As of September 30, 2011, the Company had approximately $9.5 million in U.S. dollar equivalents outstanding under the Canadian Facilities and the Borrowers were in compliance with their financial covenant requirements.

United States Credit Facilities

Jefferson Electric, Inc. has a bank loan agreement with a U.S. bank that includes a revolving credit facility with a borrowing base limit of $5.0 million and a term credit facility (“the U.S. Facilities”). Monthly payments of accrued interest must be made under the revolving credit facility and monthly payments of principal and accrued interest must be made under the term credit facility, with a final payment of all outstanding amounts due on October 31, 2011. Borrowings under the bank loan agreement are collateralized by substantially all the assets of Jefferson Electric, Inc. which had a net carrying value of approximately $10.6 million as of September 30, 2011 and are guaranteed by its Mexican subsidiary.

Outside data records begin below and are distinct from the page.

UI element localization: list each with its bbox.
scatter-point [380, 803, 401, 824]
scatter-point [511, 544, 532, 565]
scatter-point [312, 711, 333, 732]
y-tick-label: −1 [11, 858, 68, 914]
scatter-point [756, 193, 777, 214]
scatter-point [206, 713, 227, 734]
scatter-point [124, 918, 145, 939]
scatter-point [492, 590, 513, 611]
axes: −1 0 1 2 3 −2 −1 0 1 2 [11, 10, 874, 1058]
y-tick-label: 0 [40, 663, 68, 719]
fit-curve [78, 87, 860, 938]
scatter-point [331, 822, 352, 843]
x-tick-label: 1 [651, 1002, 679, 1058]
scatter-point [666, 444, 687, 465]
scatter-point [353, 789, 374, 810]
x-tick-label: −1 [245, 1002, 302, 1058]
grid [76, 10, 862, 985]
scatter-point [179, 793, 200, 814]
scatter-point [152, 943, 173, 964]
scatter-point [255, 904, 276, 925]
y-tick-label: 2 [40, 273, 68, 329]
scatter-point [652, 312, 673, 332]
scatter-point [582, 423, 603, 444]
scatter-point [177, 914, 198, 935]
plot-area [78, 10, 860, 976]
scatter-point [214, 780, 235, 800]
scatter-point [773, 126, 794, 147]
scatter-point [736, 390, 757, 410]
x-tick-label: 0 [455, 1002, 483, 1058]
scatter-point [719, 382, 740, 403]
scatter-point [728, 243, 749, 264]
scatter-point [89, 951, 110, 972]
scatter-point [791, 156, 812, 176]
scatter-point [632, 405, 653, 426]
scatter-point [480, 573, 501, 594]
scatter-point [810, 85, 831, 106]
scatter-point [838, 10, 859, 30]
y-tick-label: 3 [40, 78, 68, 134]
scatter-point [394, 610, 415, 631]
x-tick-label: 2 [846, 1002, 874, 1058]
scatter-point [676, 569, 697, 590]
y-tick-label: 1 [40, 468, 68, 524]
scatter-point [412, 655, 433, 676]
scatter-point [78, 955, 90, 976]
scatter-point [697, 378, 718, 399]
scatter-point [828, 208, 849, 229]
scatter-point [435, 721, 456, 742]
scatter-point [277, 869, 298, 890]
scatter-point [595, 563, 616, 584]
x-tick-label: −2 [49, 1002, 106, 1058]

In addition, an officer of Jefferson Electric, Inc. is a guarantor under the bank loan agreement and has provided additional collateral to the bank in the form of common stock and a warrant to purchase shares of common stock of the Company held by him.
 
The bank loan agreement requires Jefferson Electric, Inc. to comply with certain financial covenants, including a requirement to exceed minimum quarterly targets for tangible net worth and maintain a minimum debt service coverage ratio. The bank loan agreement also restricts Jefferson Electric, Inc.’s ability to pay dividends or make distributions, advances or other transfers of assets. The interest rate under the revolving credit facility is equal to the greater of the bank’s reference rate (currently 3.25% per annum) or 6.5% per annum. The interest rate under the term credit facility is 7.27% annually.

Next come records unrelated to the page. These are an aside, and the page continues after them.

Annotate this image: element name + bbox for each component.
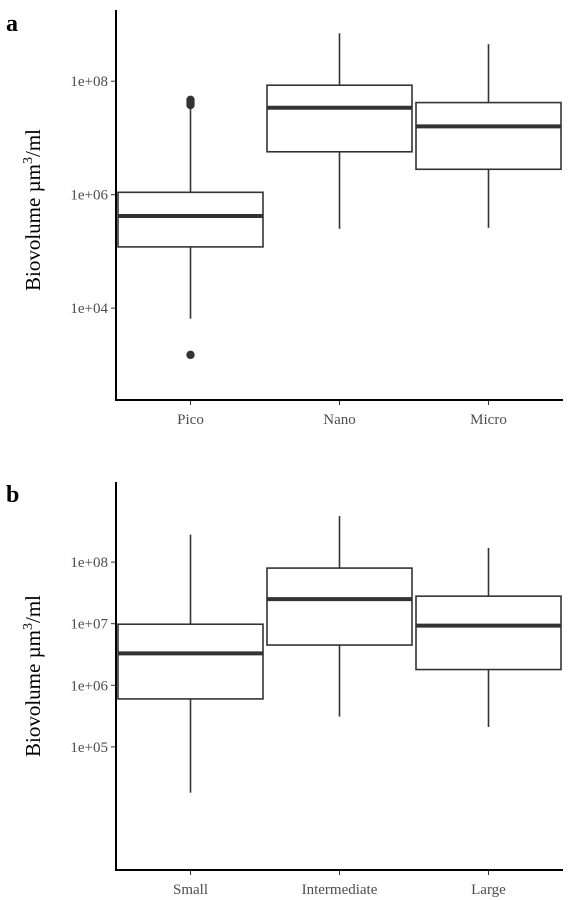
- box-small-b: [117, 534, 264, 793]
- box-pico-a: [117, 95, 264, 360]
- iqr-box: [266, 84, 413, 153]
- x-tick-label: Nano: [323, 412, 356, 428]
- x-tick-label: Pico: [177, 412, 204, 428]
- y-tick-label: 1e+07: [70, 617, 108, 633]
- box-micro-a: [415, 44, 562, 228]
- boxplots-b: [117, 516, 562, 793]
- panel-a: a Biovolume µm3/ml 1e+04 1e+06 1e+08 Pico N…: [6, 10, 563, 428]
- boxplots-a: [117, 33, 562, 360]
- y-axis-title-a: Biovolume µm3/ml: [21, 129, 45, 291]
- iqr-box: [415, 101, 562, 171]
- box-intermediate-b: [266, 516, 413, 717]
- y-axis-ticks-b: 1e+05 1e+06 1e+07 1e+08: [70, 555, 116, 756]
- x-tick-label: Small: [173, 882, 208, 898]
- y-tick-label: 1e+06: [70, 678, 108, 694]
- y-tick-label: 1e+05: [70, 740, 108, 756]
- iqr-box: [117, 191, 264, 248]
- panel-label-b: b: [6, 482, 19, 508]
- panel-label-a: a: [6, 11, 18, 37]
- x-tick-label: Large: [471, 882, 506, 898]
- x-tick-label: Intermediate: [302, 882, 378, 898]
- box-large-b: [415, 547, 562, 728]
- box-nano-a: [266, 33, 413, 229]
- panel-b: b Biovolume µm3/ml 1e+051e+061e+071e+08 …: [6, 482, 563, 898]
- y-tick-label: 1e+06: [70, 188, 108, 204]
- x-tick-label: Micro: [470, 412, 507, 428]
- y-tick-label: 1e+08: [70, 555, 108, 571]
- outlier-point: [186, 350, 195, 360]
- x-axis-ticks-a: Pico Nano Micro: [177, 400, 507, 428]
- y-axis-title-b: Biovolume µm3/ml: [21, 595, 45, 757]
- iqr-box: [266, 567, 413, 646]
- y-tick-label: 1e+04: [70, 301, 108, 317]
- iqr-box: [415, 595, 562, 671]
- y-tick-label: 1e+08: [70, 74, 108, 90]
- y-axis-ticks-a: 1e+04 1e+06 1e+08: [70, 74, 116, 317]
- outlier-point: [186, 95, 195, 105]
- x-axis-ticks-b: Small Intermediate Large: [173, 870, 506, 898]
- iqr-box: [117, 623, 264, 700]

As of September 30, 2011, Jefferson Electric, Inc. had approximately $4.7 million outstanding under the revolving credit facility, approximately $2.3 million outstanding under the term credit facility and was in compliance with its financial covenant requirements.

In November 2011, Jefferson Electric, Inc. revised its financing arrangement with its U.S. bank and extended the maturity date of its loan agreement to October 31, 2012. The amended loan agreement provides for an increase in the borrowing base limit of its revolving credit facility to $6.0 million and a decrease in the interest rate to the bank’s reference rate (currently 3.25% per annum) plus 2.0% per annum. In connection with the amendment, the Company prepaid $250,000 under the term credit facility and agreed to prepay an additional $750,000 by January 31, 2012. The interest rate under the term credit facility was reduced to 6.0% annually, with monthly payments of principal and accrued interest calculated based on an amortization of the then-remaining principal balance outstanding over a hypothetical 5-year term, with a final payment of all outstanding amounts due on October 31, 2012.

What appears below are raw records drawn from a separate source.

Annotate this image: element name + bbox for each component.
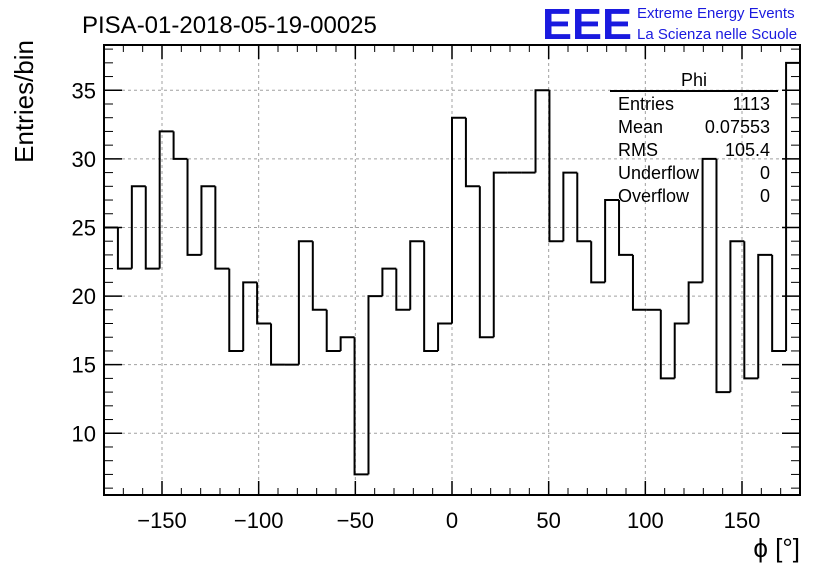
histogram-bin-32 bbox=[548, 90, 564, 243]
histogram-bin-18 bbox=[353, 337, 369, 476]
stats-value-4: 0 bbox=[760, 186, 770, 206]
histogram-bin-19 bbox=[367, 295, 383, 475]
histogram-bin-47 bbox=[757, 253, 773, 379]
histogram-bin-2 bbox=[130, 185, 146, 269]
histogram-bin-16 bbox=[325, 309, 341, 352]
histogram-bin-25 bbox=[451, 116, 466, 324]
y-tick-label-1: 15 bbox=[72, 353, 96, 378]
x-axis-label: ϕ [°] bbox=[753, 533, 800, 563]
histogram-bin-10 bbox=[242, 281, 258, 351]
stats-title: Phi bbox=[681, 70, 707, 90]
histogram-bin-1 bbox=[116, 227, 132, 270]
histogram-bin-6 bbox=[186, 158, 202, 256]
histogram-bin-48 bbox=[771, 254, 787, 352]
histogram-bin-9 bbox=[228, 268, 244, 352]
histogram-bin-41 bbox=[673, 322, 689, 379]
chart-title: PISA-01-2018-05-19-00025 bbox=[82, 12, 377, 39]
histogram-bin-7 bbox=[200, 185, 216, 255]
stats-label-2: RMS bbox=[618, 140, 658, 160]
histogram-bin-26 bbox=[464, 117, 480, 188]
histogram-bin-0 bbox=[103, 226, 118, 495]
histogram-bin-12 bbox=[270, 323, 285, 366]
y-tick-label-0: 10 bbox=[72, 421, 96, 446]
histogram-bin-49 bbox=[785, 61, 801, 495]
x-tick-label-5: 100 bbox=[627, 508, 664, 533]
histogram-bin-35 bbox=[590, 241, 606, 284]
histogram-bin-46 bbox=[743, 241, 759, 380]
histogram-bin-28 bbox=[492, 171, 508, 338]
histogram-bin-8 bbox=[214, 186, 230, 270]
histogram-bin-31 bbox=[534, 89, 550, 173]
logo-tagline-1: Extreme Energy Events bbox=[637, 5, 795, 22]
histogram-bin-40 bbox=[659, 309, 675, 380]
histogram-bin-24 bbox=[437, 322, 452, 351]
histogram-bin-20 bbox=[381, 267, 397, 297]
histogram-bin-22 bbox=[409, 240, 425, 310]
x-tick-label-6: 150 bbox=[724, 508, 761, 533]
histogram-bin-17 bbox=[339, 336, 355, 351]
x-tick-labels: −150 −100 −50 0 50 100 150 bbox=[137, 508, 760, 533]
stats-label-4: Overflow bbox=[618, 186, 690, 206]
histogram-bin-43 bbox=[701, 157, 717, 283]
histogram-bin-44 bbox=[715, 158, 731, 394]
x-tick-label-3: 0 bbox=[446, 508, 458, 533]
stats-value-0: 1113 bbox=[733, 94, 770, 114]
stats-label-0: Entries bbox=[618, 94, 674, 114]
histogram-bin-4 bbox=[158, 130, 174, 269]
histogram-bin-21 bbox=[395, 268, 411, 311]
logo-tagline-2: La Scienza nelle Scuole bbox=[637, 26, 797, 43]
stats-value-2: 105.4 bbox=[725, 140, 770, 160]
histogram-bin-27 bbox=[478, 186, 494, 339]
histogram-bin-15 bbox=[311, 241, 327, 311]
histogram-bin-45 bbox=[729, 240, 745, 393]
x-tick-label-2: −50 bbox=[337, 508, 374, 533]
y-tick-label-2: 20 bbox=[72, 284, 96, 309]
histogram-bin-5 bbox=[172, 131, 188, 160]
x-tick-label-4: 50 bbox=[536, 508, 560, 533]
y-tick-label-4: 30 bbox=[72, 147, 96, 172]
histogram-bin-34 bbox=[576, 172, 592, 243]
histogram-bin-11 bbox=[256, 282, 272, 325]
axis-ticks bbox=[103, 45, 801, 495]
eee-logo: EEE bbox=[542, 0, 632, 49]
x-tick-label-0: −150 bbox=[137, 508, 187, 533]
x-tick-label-1: −100 bbox=[234, 508, 284, 533]
histogram-bin-33 bbox=[562, 171, 578, 242]
histogram-bin-36 bbox=[604, 199, 620, 283]
histogram-bin-37 bbox=[618, 200, 633, 256]
y-axis-label: Entries/bin bbox=[9, 40, 39, 163]
histogram-bin-3 bbox=[144, 186, 160, 270]
histogram-bin-42 bbox=[687, 281, 703, 324]
stats-label-1: Mean bbox=[618, 117, 663, 137]
stats-box: Phi Entries 1113 Mean 0.07553 RMS 105.4 Underf… bbox=[610, 70, 778, 206]
histogram-bin-38 bbox=[631, 254, 647, 311]
y-tick-label-3: 25 bbox=[72, 215, 96, 240]
y-tick-label-5: 35 bbox=[72, 78, 96, 103]
histogram-bin-23 bbox=[423, 241, 439, 352]
histogram-bin-14 bbox=[297, 240, 313, 365]
stats-value-3: 0 bbox=[760, 163, 770, 183]
stats-value-1: 0.07553 bbox=[705, 117, 770, 137]
stats-label-3: Underflow bbox=[618, 163, 700, 183]
y-tick-labels: 10 15 20 25 30 35 bbox=[72, 78, 96, 446]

Borrowings under the bank loan agreement continue to be collateralized by substantially all the assets of Jefferson Electric, Inc. and an officer of the subsidiary remains a guarantor. In addition, the Company entered into a guaranty agreement with respect to Jefferson Electric, Inc.’s obligations under the loan agreement and the bank agreed to release additional collateral consisting of common stock and a warrant held by the officer of Jefferson Electric, Inc. The bank loan agreement, as amended, requires Jefferson Electric, Inc. to comply with certain financial covenants, including a requirement to exceed minimum quarterly targets for tangible net worth and maintain a minimum debt service coverage ratio. The bank loan agreement, as amended, also restricts Jefferson Electric, Inc.’s ability to pay dividends or make distributions, advances or other transfers of assets.